A US call centre saw calls answered up to 7% faster by employees with views of the outdoors versus those with no external views. The return in productivity over the initial building cost was in the region of 300% per annum according to the Terrapin report whilst another study in 2015 called “The Global Impact of Biophilic Design in the Workplace” showed a 15% uptick in productivity and nine out of ten workers reporting improved wellbeing in a more natural work environment.

Other studies show similar results. The “Human Spaces Report”, which surveyed 7600 office employees in sixteen countries stated 6% productivity increases, 15% creativity improvement and a 15% hike in wellbeing. “The Impact of Biophilic Design on Workers Efficiency” report from Turkey’s Akdeniz University shows an 8% productivity boost. It also reports Amsterdam’s ING Bank building reduced workday loss by 15% by introducing basic biophilic principles and Perakende, a retail news site, increased its profits by around 40% by taking similar steps.

Productivity +6%

Creativity +15%

Wellbeing +15%

Economics of biophilic design


Biophilic ROI

The upshot of all of this is that biophilia can provide a positive financial ROI as well as happier employees and better retention rates which save even more time and money.

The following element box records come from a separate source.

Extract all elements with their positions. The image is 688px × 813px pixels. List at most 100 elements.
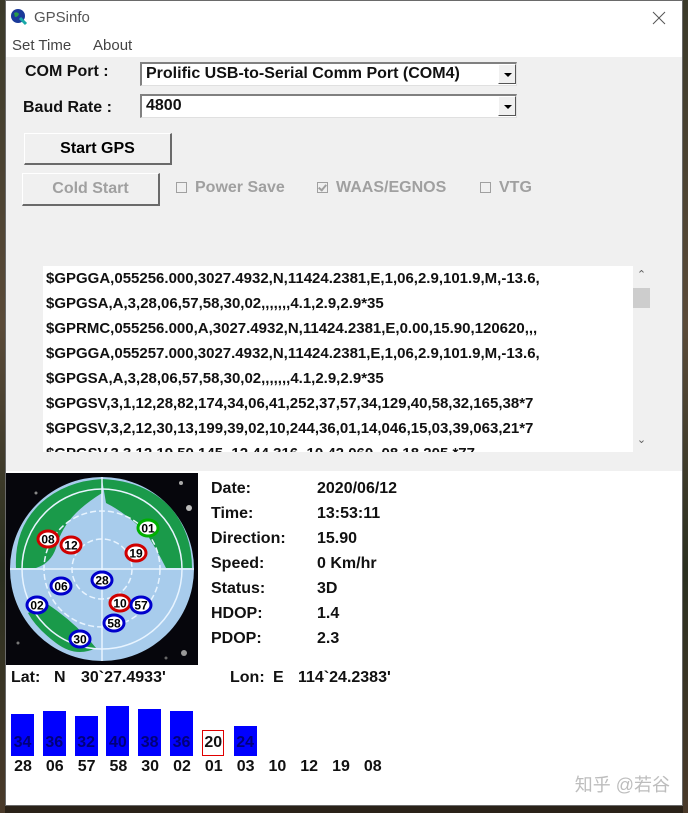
log-line: $GPGGA,055256.000,3027.4932,N,11424.2381…: [46, 270, 540, 287]
signal-value-label: 24: [236, 734, 254, 751]
lon-label: Lon:: [230, 669, 265, 686]
time-label: Time:: [211, 505, 254, 522]
satellite-prn: 10: [113, 597, 127, 611]
com-port-value: Prolific USB-to-Serial Comm Port (COM4): [146, 65, 460, 82]
cold-start-button[interactable]: Cold Start: [22, 173, 160, 206]
lat-label: Lat:: [11, 669, 41, 686]
date-label: Date:: [211, 480, 252, 497]
watermark: 知乎 @若谷: [574, 775, 670, 795]
satellite-prn-label: 30: [141, 758, 160, 775]
log-line: $GPGSV,3,2,12,30,13,199,39,02,10,244,36,…: [46, 420, 534, 437]
satellite-prn: 30: [73, 633, 87, 647]
satellite-prn-label: 19: [332, 758, 350, 775]
signal-strength-chart: 34 28 36 06 32 57 40 58 38 30 36 02 20 01 24 03 10 12 19 08: [6, 701, 426, 781]
satellite-marker: 57: [129, 595, 153, 615]
satellite-prn: 57: [134, 599, 148, 613]
baud-rate-value: 4800: [146, 97, 182, 114]
satellite-marker: 30: [68, 629, 92, 649]
chevron-down-icon[interactable]: [498, 96, 516, 116]
log-line: $GPGSV,3,3,12,19,50,145,,12,44,316,,10,4…: [43, 441, 633, 452]
start-gps-button[interactable]: Start GPS: [24, 133, 172, 165]
signal-value-label: 32: [77, 734, 95, 751]
power-save-label: Power Save: [195, 179, 285, 196]
chevron-down-icon[interactable]: ⌄: [633, 433, 650, 450]
log-line: $GPGSA,A,3,28,06,57,58,30,02,,,,,,,4.1,2…: [46, 370, 384, 387]
lat-hemisphere: N: [54, 669, 66, 686]
menu-set-time[interactable]: Set Time: [12, 37, 71, 54]
com-port-select[interactable]: Prolific USB-to-Serial Comm Port (COM4): [140, 62, 517, 86]
satellite-prn-label: 02: [173, 758, 191, 775]
signal-value-label: 38: [140, 734, 159, 751]
vtg-checkbox[interactable]: VTG: [480, 179, 532, 197]
satellite-marker: 12: [59, 535, 83, 555]
signal-value-label: 36: [172, 734, 191, 751]
signal-value-label: 34: [13, 734, 32, 751]
satellite-prn: 02: [30, 599, 44, 613]
pdop-label: PDOP:: [211, 630, 262, 647]
satellite-prn: 01: [141, 522, 155, 536]
menu-bar: Set Time About: [6, 34, 682, 57]
chevron-down-icon[interactable]: [498, 64, 516, 84]
scroll-thumb[interactable]: [633, 288, 650, 308]
satellite-prn-label: 03: [236, 758, 255, 775]
satellite-marker: 10: [108, 593, 132, 613]
satellite-marker: 01: [136, 518, 160, 538]
checkbox-icon: [176, 182, 187, 193]
chevron-up-icon[interactable]: ⌃: [633, 268, 650, 285]
close-icon[interactable]: [644, 5, 674, 31]
log-line: $GPGSV,3,1,12,28,82,174,34,06,41,252,37,…: [46, 395, 534, 412]
satellite-prn-label: 06: [45, 758, 64, 775]
signal-value-label: 36: [45, 734, 64, 751]
satellite-marker: 06: [49, 576, 73, 596]
lon-value: 114`24.2383': [298, 669, 391, 686]
nmea-log-list[interactable]: $GPGGA,055256.000,3027.4932,N,11424.2381…: [43, 266, 633, 452]
signal-value-label: 40: [108, 734, 127, 751]
satellite-prn: 58: [107, 617, 121, 631]
power-save-checkbox[interactable]: Power Save: [176, 179, 285, 197]
speed-label: Speed:: [211, 555, 265, 572]
satellite-prn-label: 28: [14, 758, 32, 775]
direction-value: 15.90: [317, 530, 358, 547]
gpsinfo-window: GPSinfo Set Time About COM Port : Prolif…: [5, 0, 683, 806]
log-line: $GPGGA,055257.000,3027.4932,N,11424.2381…: [46, 345, 540, 362]
checkbox-icon: [480, 182, 491, 193]
baud-rate-label: Baud Rate :: [23, 99, 112, 116]
title-bar: GPSinfo: [6, 1, 682, 34]
satellite-prn: 28: [95, 574, 109, 588]
globe-icon: [11, 9, 28, 26]
hdop-label: HDOP:: [211, 605, 263, 622]
lat-value: 30`27.4933': [81, 669, 166, 686]
satellite-prn: 06: [54, 580, 68, 594]
status-panel: 08 12 01 19 28 06 02 10 57 58 30 Date: 2020/06/12 …: [6, 471, 682, 805]
status-label: Status:: [211, 580, 266, 597]
pdop-value: 2.3: [317, 630, 340, 647]
time-value: 13:53:11: [317, 505, 381, 522]
satellite-prn: 08: [41, 533, 55, 547]
sky-view: 08 12 01 19 28 06 02 10 57 58 30: [6, 473, 198, 665]
sky-view-plot: 08 12 01 19 28 06 02 10 57 58 30: [10, 477, 194, 661]
satellite-prn-label: 58: [109, 758, 128, 775]
direction-label: Direction:: [211, 530, 286, 547]
satellite-prn-label: 01: [204, 758, 223, 775]
waas-egnos-label: WAAS/EGNOS: [336, 179, 447, 196]
window-title: GPSinfo: [34, 9, 90, 26]
waas-egnos-checkbox[interactable]: WAAS/EGNOS: [317, 179, 446, 197]
hdop-value: 1.4: [317, 605, 340, 622]
signal-value-label: 20: [204, 734, 223, 751]
satellite-prn: 12: [64, 539, 78, 553]
log-scrollbar[interactable]: ⌃ ⌄: [633, 266, 650, 452]
speed-value: 0 Km/hr: [317, 555, 377, 572]
satellite-marker: 28: [90, 570, 114, 590]
log-line: $GPGSA,A,3,28,06,57,58,30,02,,,,,,,4.1,2…: [46, 295, 384, 312]
vtg-label: VTG: [499, 179, 532, 196]
satellite-marker: 08: [36, 529, 60, 549]
satellite-marker: 19: [124, 543, 148, 563]
satellite-prn-label: 08: [363, 758, 382, 775]
satellite-marker: 02: [25, 595, 49, 615]
satellite-prn-label: 10: [268, 758, 287, 775]
checkbox-checked-icon: [317, 182, 328, 193]
satellite-prn-label: 57: [77, 758, 96, 775]
menu-about[interactable]: About: [93, 37, 132, 54]
satellite-prn-label: 12: [300, 758, 319, 775]
baud-rate-select[interactable]: 4800: [140, 94, 517, 118]
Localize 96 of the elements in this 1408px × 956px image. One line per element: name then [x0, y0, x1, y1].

Of course, biophilic design is not limited to workplaces, but can be implemented in educational environments, health facilities, public spaces and homes. If hospitality businesses such as hotels and restaurants really flexed their biophilic muscles, imagine the customer return rates they could enjoy.

Real Life Research

PLN Group recently ran an experiment in conjunction with a local primary school, where one classroom was designed with biophilia in mind including plants, forest wall graphics and biophilic design furniture, whilst another similar space was left as originally designed – relatively bland. The results, whilst possibly not scientifically rigorous, showed a marked improvement in pupil engagement right through the week where nature was present versus those learning in the control space whose concentration waned as the days rolled on.